— Дорогой мой Поль, — сказал Денон и приглушенно хихикнул, — о чем вы, чума вас возьми, говорите?
— Mon ami,[19] я не мог не заметить вашей рассеянности.
— Рассеянности?
— Это бросилось в глаза уже от камина! Вы якобы вели беседу с тем молодым человеком, а сами так и пожирали взглядом некую юную особу в дальнем конце комнаты.
Денон ухмыльнулся, при этом на его щеках появились пошлые ямочки.
— Просто я залюбовался алой лентой вокруг ее прелестной юной шейки. Надо же, восхитительная мода! Как, по-вашему, это может называться? А-ля гильотина?
— Полагаю, друг мой, о моде вам известно гораздо больше моего.

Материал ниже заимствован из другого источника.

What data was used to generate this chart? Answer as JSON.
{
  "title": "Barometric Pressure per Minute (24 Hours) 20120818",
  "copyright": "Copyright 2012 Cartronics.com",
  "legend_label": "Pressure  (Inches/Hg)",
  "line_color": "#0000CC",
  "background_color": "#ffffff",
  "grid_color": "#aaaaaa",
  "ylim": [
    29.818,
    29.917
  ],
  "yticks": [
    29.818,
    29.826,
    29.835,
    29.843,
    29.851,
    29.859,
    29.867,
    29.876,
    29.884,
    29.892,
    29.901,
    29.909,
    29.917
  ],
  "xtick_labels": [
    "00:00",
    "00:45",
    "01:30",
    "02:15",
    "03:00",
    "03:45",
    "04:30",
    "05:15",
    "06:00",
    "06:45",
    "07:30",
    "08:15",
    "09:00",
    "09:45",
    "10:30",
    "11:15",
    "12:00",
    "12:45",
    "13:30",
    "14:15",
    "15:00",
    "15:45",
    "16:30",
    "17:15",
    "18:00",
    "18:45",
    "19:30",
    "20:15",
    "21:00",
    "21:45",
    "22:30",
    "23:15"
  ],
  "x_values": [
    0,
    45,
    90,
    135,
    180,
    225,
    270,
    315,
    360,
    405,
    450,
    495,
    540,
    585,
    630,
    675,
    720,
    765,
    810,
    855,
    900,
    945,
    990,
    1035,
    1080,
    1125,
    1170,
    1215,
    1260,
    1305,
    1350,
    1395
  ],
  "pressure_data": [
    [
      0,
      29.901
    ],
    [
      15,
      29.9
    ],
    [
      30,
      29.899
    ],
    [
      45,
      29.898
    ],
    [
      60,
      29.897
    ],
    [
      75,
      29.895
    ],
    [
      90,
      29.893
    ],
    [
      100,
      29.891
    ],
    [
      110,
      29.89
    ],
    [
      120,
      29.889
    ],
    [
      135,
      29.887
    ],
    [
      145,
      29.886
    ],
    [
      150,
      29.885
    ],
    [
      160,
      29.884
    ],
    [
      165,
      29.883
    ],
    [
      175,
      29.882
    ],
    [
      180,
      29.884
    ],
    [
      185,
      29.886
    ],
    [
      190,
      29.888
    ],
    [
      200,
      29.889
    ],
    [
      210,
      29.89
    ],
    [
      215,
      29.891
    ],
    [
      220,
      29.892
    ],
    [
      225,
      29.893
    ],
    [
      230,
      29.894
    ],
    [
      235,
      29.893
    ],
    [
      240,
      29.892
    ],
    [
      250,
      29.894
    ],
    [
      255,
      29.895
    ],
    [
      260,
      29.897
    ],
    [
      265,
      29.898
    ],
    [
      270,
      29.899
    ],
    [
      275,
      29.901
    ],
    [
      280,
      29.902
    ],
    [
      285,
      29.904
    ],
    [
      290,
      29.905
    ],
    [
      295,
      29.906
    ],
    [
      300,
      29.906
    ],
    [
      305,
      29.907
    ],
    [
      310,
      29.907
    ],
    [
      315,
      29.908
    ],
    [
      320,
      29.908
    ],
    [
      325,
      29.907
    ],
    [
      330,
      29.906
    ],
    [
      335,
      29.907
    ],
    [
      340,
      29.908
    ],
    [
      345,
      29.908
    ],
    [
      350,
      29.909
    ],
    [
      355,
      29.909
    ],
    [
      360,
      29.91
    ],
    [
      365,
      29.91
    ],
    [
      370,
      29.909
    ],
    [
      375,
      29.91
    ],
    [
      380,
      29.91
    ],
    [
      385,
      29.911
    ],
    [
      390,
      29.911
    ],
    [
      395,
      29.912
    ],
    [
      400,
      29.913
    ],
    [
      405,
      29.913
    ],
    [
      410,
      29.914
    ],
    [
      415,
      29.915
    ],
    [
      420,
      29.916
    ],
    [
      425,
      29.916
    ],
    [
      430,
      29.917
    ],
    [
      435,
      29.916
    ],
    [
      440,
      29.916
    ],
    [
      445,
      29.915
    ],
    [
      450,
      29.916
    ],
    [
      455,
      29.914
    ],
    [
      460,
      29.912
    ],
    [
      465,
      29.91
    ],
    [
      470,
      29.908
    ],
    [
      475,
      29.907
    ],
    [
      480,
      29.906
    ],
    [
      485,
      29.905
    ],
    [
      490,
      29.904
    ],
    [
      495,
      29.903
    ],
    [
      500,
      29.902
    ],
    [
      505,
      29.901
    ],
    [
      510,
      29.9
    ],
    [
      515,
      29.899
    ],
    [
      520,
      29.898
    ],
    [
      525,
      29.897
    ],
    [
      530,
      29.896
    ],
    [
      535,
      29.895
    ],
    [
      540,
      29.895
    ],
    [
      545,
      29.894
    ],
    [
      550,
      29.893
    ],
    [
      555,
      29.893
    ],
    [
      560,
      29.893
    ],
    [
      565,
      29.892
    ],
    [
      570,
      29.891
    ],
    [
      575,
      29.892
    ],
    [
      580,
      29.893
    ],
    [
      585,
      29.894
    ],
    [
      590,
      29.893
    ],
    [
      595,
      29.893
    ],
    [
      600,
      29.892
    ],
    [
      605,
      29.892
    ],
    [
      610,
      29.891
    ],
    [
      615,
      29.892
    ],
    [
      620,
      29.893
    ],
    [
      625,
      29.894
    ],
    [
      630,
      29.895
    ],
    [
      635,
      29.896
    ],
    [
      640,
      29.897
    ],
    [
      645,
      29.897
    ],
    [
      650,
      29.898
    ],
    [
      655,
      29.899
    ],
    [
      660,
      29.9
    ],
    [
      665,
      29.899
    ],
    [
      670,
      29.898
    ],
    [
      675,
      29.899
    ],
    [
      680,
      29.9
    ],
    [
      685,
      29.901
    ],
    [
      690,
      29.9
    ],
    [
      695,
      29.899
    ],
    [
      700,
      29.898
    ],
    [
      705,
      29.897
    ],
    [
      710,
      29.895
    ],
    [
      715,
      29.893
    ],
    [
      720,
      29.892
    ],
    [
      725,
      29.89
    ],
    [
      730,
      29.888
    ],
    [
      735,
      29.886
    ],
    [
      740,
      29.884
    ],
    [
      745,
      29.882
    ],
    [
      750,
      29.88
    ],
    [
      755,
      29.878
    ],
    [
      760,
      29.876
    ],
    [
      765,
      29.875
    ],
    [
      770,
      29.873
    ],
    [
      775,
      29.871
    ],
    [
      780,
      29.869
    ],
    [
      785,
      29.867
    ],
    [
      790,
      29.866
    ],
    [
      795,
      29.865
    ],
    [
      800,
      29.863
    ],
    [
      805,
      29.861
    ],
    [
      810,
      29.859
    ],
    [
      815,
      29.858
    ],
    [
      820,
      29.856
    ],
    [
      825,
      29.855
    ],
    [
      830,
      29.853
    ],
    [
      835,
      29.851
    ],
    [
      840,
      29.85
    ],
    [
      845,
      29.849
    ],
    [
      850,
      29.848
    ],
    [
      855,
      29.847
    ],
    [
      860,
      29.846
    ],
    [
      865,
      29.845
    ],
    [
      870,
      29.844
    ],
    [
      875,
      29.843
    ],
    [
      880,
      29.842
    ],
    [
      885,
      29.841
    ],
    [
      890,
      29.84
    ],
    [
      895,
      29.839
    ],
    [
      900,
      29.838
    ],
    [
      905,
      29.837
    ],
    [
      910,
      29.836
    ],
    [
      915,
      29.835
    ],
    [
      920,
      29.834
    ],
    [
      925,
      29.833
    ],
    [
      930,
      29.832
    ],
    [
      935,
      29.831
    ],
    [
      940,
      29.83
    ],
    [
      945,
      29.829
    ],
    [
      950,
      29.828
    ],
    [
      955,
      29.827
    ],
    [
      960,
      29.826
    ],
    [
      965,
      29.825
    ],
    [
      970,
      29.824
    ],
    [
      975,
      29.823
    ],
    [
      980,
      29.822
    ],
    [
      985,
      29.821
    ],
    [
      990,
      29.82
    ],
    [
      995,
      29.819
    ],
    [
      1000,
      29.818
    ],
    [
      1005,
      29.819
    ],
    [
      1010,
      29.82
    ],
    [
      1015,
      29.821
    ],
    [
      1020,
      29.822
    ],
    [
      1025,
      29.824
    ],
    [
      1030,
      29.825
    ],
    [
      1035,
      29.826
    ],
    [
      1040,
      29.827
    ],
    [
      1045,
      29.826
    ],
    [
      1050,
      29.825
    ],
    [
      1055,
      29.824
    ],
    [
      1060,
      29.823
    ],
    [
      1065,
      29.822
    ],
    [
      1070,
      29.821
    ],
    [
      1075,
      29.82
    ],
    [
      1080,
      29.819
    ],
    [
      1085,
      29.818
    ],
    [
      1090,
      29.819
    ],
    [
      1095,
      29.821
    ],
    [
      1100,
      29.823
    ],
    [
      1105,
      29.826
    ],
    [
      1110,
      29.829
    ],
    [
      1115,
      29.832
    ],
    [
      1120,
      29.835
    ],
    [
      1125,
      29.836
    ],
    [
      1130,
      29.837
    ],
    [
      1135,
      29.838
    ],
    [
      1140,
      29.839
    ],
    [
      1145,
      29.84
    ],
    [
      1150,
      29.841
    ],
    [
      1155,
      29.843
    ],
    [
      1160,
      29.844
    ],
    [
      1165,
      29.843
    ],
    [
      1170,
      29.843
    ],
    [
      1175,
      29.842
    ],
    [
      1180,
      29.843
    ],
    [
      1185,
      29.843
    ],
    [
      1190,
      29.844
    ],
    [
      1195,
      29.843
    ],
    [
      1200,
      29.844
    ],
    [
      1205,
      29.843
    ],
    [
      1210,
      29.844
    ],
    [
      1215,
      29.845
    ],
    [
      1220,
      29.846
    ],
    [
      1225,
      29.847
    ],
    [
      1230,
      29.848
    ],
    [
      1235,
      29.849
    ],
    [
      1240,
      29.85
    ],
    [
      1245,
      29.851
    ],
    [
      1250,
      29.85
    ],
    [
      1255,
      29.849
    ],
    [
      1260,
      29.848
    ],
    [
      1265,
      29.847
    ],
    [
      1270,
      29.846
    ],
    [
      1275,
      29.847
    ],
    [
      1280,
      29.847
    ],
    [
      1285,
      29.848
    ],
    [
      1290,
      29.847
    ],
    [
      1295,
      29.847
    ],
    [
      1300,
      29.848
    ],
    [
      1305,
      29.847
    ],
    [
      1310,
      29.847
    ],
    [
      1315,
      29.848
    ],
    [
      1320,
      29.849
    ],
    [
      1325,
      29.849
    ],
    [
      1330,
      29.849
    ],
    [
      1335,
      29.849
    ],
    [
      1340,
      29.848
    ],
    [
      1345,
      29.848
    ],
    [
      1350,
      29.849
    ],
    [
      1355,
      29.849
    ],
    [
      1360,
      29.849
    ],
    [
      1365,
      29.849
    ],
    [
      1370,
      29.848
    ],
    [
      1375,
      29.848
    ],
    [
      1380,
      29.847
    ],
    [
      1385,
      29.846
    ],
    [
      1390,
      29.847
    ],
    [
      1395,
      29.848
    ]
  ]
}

Не говоря уже о гильотинах.
Денон только хмыкнул (в тяжкие дни работы национальным гравером он слишком часто видел, как на Гревской площади скатывались отрубленные головы), но уклонился от прямого ответа:
— А почему она так завладела вашим вниманием, старый вы греховодник? Засмотрелись на свежий персик? Или сей нежный плод уже сорван?
— Ни то ни другое, друг мой. Честное слово! Девушка меня совсем не интересует. Куда занятнее тот молодой человек, с которым вы только что беседовали.
— Этот? — Пораженный до глубины души, Денон бросил взгляд через всю комнату.
Коротышка, о котором говорил Баррас, стоял в одиночестве под центральной люстрой, украдкой поглядывая на отражения в зеркалах, оправленных в золоченные рамы, как если бы прежде ни разу не наблюдал обнаженной груди. Вид у него был немного помятый, даже болезненный: не припудренные волосы до плеч, впалые щеки, потертый черный фрак, да еще этот грубый корсиканский акцент — трудно представить себе существо, более далекое от предпочтений бисексуального Барраса.
— Вы не шутите?
— Ну разумеется! — воскликнул собеседник. — Вы что же, не знаете, кто это?
— Очевидно, неудавшийся отпрыск какого-нибудь развратника или злодея?
Баррас хохотнул.
— Да это же бригадный генерал Бонапарт. Я лично поздравлял его с назначением.
— Бригадный генерал? Серьезно?
Из разговора с молодым человеком Денон заподозрил в нем всего лишь артиллерийского офицера; по правде сказать, он и завел беседу только для того, чтобы укрепиться на выгодной позиции, откуда можно было созерцать припудренные плечики очаровательной нимфы. Да и что это за беседа? Парочка ни к чему не обязывающих замечаний — о шуме, кажется… Да, верно: гул окружающих разговоров подвиг юношу пробормотать отчаянную пошлость о музыке пушек и грохоте, который, дескать, по многу дней после битвы звучит у него в ушах. Не очень занятная тема. Денон из вежливости заставил себя несколько раз хмыкнуть, изображая интерес.
— Совершенно незаурядный воин, — промолвил Баррас. — При Тулоне он разработал блестящий стратегический план и сумел исполнить его с бесстрашием одержимого человека. Представьте, он захватил английский форт и загнал на море объединенные силы четырех наций!
— Да неужели? — Денон недоверчиво изогнул бровь.
— И это еще не все: в бою его лошадь подстрелили, а самому Бонапарту проткнули ногу штыком, едва не задев бедренную артерию. Однако нашего героя было уже не остановить. Это редкостный офицер, доложу я вам, чистый метеор!
Денон посмотрел на молодого человека внимательнее и мысленно решил, что первое, отнюдь не лестное впечатление, оказалось неверным. На второй взгляд военный даже как будто стал выше ростом, глаза его засверкали потаенным блеском. Явные же следы усталости — не есть ли они признак напряженного интеллектуального труда, а не телесной распущенности?
Баррас похлопал приятеля по плечу.
— Мой добрый Виван, я замечаю в нем некое величие, какого он сам в себе пока не видит. В наше опасное время, когда ни в чем нельзя быть убежденным, нужно учиться втираться в доверие. — Он хихикнул. — По крайней мере хотя бы запомните, как его зовут.
Рассеянно шагая через комнату якобы для того, чтобы утолить жажду нимфы с красной ленточкой, Денон неожиданно понял, что уже не помнит имени юного генерала. И тем не менее некий поток неудержимо влек его за собой, и вот уже «добрый Виван», почти против собственной воли, поспешил предложить незнакомцу лимонад, предназначавшийся для куда более сладких губ.